J’en profite pour jeter un coup d’œil à sa lettre. Il y a deux semaines, Aaron m’a fait lire la sienne. Et elle était totalement différente de celle que vient de recevoir Jasmine. Ici, le ton est beaucoup moins officiel, beaucoup plus confidentiel.
Mon amie a sans doute remarqué que quelque chose m’intriguait, car elle se penche vers moi et scrute son courrier comme si elle n’avait pas su y voir un message caché.
- Qu’est-ce qu’il y a ?
- Aaron a reçu une lettre de demande, lui aussi, mais elle n’était pas du tout pareille. Elle ressemblait plus aux courriers que l’on envoie aux jeunes pour leur proposer de rejoindre les armées. Là, on dirait qu’une vieille connaissance te propose une place au Conservatoire de Stridel.
- Ça, c’est grâce à mon grand-père.
Je me tourne vers elle, intriguée.
- Quoi ?
Je ne le dis pas, en temps normal. Confiance. Amie.
- C’est lui qui m’a élevée parce que mes parents sont morts, tu te souviens ? En fait, il fabriquait des instruments de musique, et il était très demandé. J’ai appris à jouer toute seule avec lui, et souvent, les musiciens et les grands noms de la noblesse venaient lui commander des instruments. Il faisait partie d’une liste d’artisans d’honneur, je crois. Ils ont dû me reconnaitre à mon nom, à l’intendance.
Son explication fait percuter quelque chose dans ma tête.
- Attends… Ça veut dire que tu sais faire de la musique depuis toute petite, et tu ne nous en as jamais parlé depuis tout ce temps ?
- Je n’aime pas trop le dire, elle me confie avec un regard gêné.
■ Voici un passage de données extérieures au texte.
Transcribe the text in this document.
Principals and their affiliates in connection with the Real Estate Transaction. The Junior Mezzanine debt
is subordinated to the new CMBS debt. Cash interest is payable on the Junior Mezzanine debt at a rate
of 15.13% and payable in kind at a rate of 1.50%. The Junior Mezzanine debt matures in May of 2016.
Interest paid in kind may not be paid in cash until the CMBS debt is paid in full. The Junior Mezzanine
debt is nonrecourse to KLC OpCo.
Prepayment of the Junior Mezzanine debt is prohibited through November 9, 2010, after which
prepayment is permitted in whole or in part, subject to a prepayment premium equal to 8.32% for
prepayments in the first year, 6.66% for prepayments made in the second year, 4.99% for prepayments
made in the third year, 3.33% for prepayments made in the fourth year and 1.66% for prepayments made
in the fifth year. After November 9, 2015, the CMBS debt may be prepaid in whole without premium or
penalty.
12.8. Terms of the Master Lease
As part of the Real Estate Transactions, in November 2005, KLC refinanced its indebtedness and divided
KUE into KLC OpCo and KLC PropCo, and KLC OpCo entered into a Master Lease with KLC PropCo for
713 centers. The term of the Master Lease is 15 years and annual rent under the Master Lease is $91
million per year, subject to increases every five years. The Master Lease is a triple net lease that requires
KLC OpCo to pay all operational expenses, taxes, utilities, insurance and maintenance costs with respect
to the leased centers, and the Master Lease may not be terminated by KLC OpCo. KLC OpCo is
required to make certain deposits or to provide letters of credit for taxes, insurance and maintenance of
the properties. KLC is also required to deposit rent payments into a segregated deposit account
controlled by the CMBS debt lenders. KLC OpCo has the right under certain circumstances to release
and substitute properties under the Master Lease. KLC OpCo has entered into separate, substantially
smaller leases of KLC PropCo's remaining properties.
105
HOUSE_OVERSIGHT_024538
Et puis il n’y a pas de cours musicaux, donc je ne peux pas jouer n’importe quand. Par contre, j’ai un violon dans mes affaires. J’ai pu l’emporter avec moi, mais il n'est jamais sorti de mon sac.
Peu importe ce qu’elle est en train de me raconter, je n’ai maintenant qu’une seule idée en tête.
- Dis, tu pourras nous jouer un morceau, à Cynthia et moi ? Je veux absolument t’entendre ! Qu’est-ce que tu sais jouer ?
- Eh bah, euh, un peu tout, en fait. Je rejoue les mélodies à l’oreille. Je ne les apprends pas.
La tête que je fais en entendant sa réponse doit être drôle, car elle détourne le regard, son visage se fendant d’un grand sourire à la fois embarrassé et amusé.
- Mais c’est d’accord, hein, je vous jouerais quelque chose ! Je veux me faire des souvenirs avec vous avant qu’on se quitte.»
Adieu. Jamais. Vie d’après.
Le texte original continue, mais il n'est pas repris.